Opening hours: 2pm–8pm, Monday–Friday
Feb 23–Mar 12, 2009 | Beijing Angle Modern Art

24 City is the latest feature film by the Golden Lion-winning director Jia Zhangke. Set in a fifty-year old state-owned military weapon factory in Chengdu, China, it tells the stories of the relocation and demolition of the factory’s warehouses, workshops and industrial plants through the real and fictional narration of three women and five factory workers. Collectively, these stories of the sacrificed and destroyed present the memories, beliefs, youth and passion that were buried in time.
Curated by Shao Foundation, ‘Jia Zhangke: 24 City’ focuses on topics such as social transformation, political reform, and the rapid renewal of physical environments, attempting to present the subtle changes in the relationship between the collective and the individuals.
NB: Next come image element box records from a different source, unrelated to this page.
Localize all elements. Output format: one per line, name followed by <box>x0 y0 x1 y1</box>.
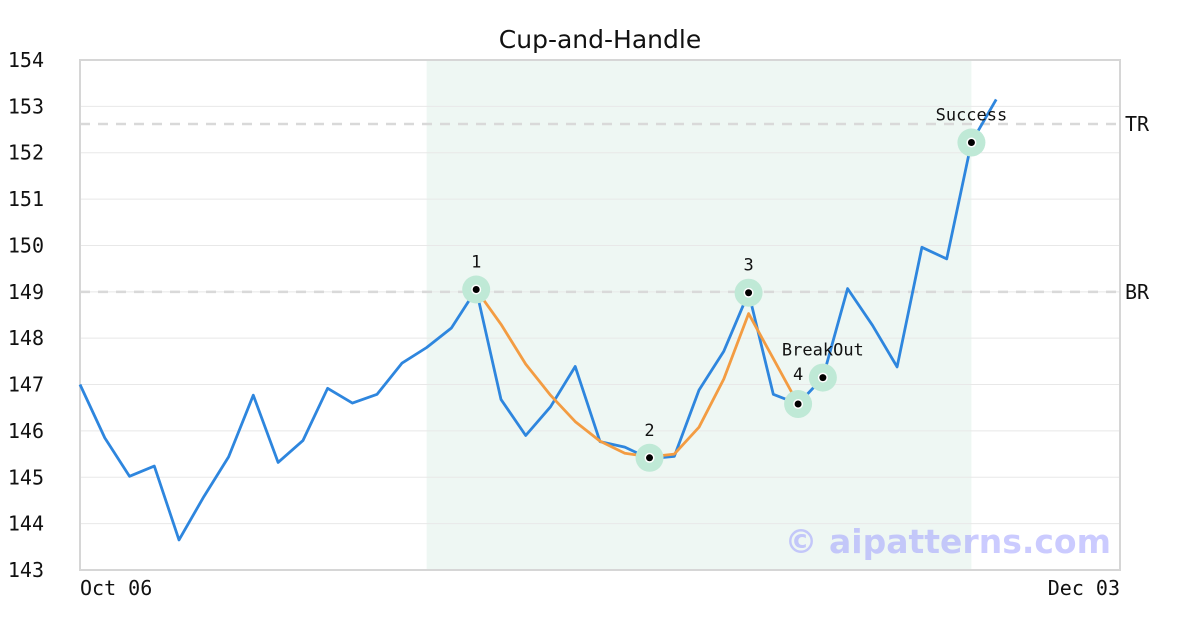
level-label: TR <box>1125 112 1150 136</box>
y-tick-label: 149 <box>8 280 44 304</box>
y-tick-label: 146 <box>8 419 44 443</box>
pattern-point <box>967 139 975 147</box>
pattern-point-label: 3 <box>743 256 753 276</box>
pattern-point <box>646 454 654 462</box>
chart-title: Cup-and-Handle <box>499 25 701 54</box>
pattern-point <box>745 289 753 297</box>
pattern-point-label: 1 <box>471 253 481 273</box>
price-line <box>78 98 998 542</box>
pattern-highlight-region <box>426 60 972 570</box>
plot-area-frame <box>79 59 1121 571</box>
x-tick-label: Oct 06 <box>80 576 152 600</box>
y-tick-label: 152 <box>8 141 44 165</box>
pattern-point <box>472 286 480 293</box>
y-tick-label: 151 <box>8 187 44 211</box>
pattern-point-label: Success <box>936 106 1008 126</box>
pattern-point <box>819 374 827 382</box>
level-label: BR <box>1125 280 1150 304</box>
y-tick-label: 145 <box>8 465 44 489</box>
pattern-point-label: 2 <box>644 421 654 441</box>
level-lines: TR BR <box>80 112 1150 304</box>
y-tick-label: 144 <box>8 512 44 536</box>
pattern-points: 1 2 3 4 BreakOut Success <box>462 106 1007 472</box>
x-axis-ticks: Oct 06 Dec 03 <box>80 576 1120 600</box>
pattern-point <box>794 400 802 408</box>
y-tick-label: 150 <box>8 233 44 257</box>
y-tick-label: 147 <box>8 373 44 397</box>
y-tick-label: 143 <box>8 558 44 582</box>
y-axis-ticks: 143 144 145 146 147 148 149 150 151 152 153 154 <box>8 48 44 582</box>
y-tick-label: 153 <box>8 94 44 118</box>
pattern-point-label: 4 <box>793 365 803 385</box>
y-tick-label: 154 <box>8 48 44 72</box>
y-tick-label: 148 <box>8 326 44 350</box>
watermark: © aipatterns.com <box>785 522 1111 561</box>
pattern-point-label: BreakOut <box>782 341 864 361</box>
x-tick-label: Dec 03 <box>1048 576 1120 600</box>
Inspired by the film’s technique of integrating documentary and fictional elements, the design of the exhibition combines unused footage of workers’ interviews with ‘framed’ views of the construction sites outside of the gallery, streamed in real time. Special walls (a type of wall known as weishengqiang popular in the Chinese household in the 1980s, usually with the lower half painted in green), furniture, film props and the collage of still photographs of the interviewed workers and the demolished factories will be incorporated into a modern office environment. By juxtaposing the spaces of the film and the reality, ‘Jia Zhangke: 24 City’ offers you a glimpse of the individual’s fate in a distant and forgotten era.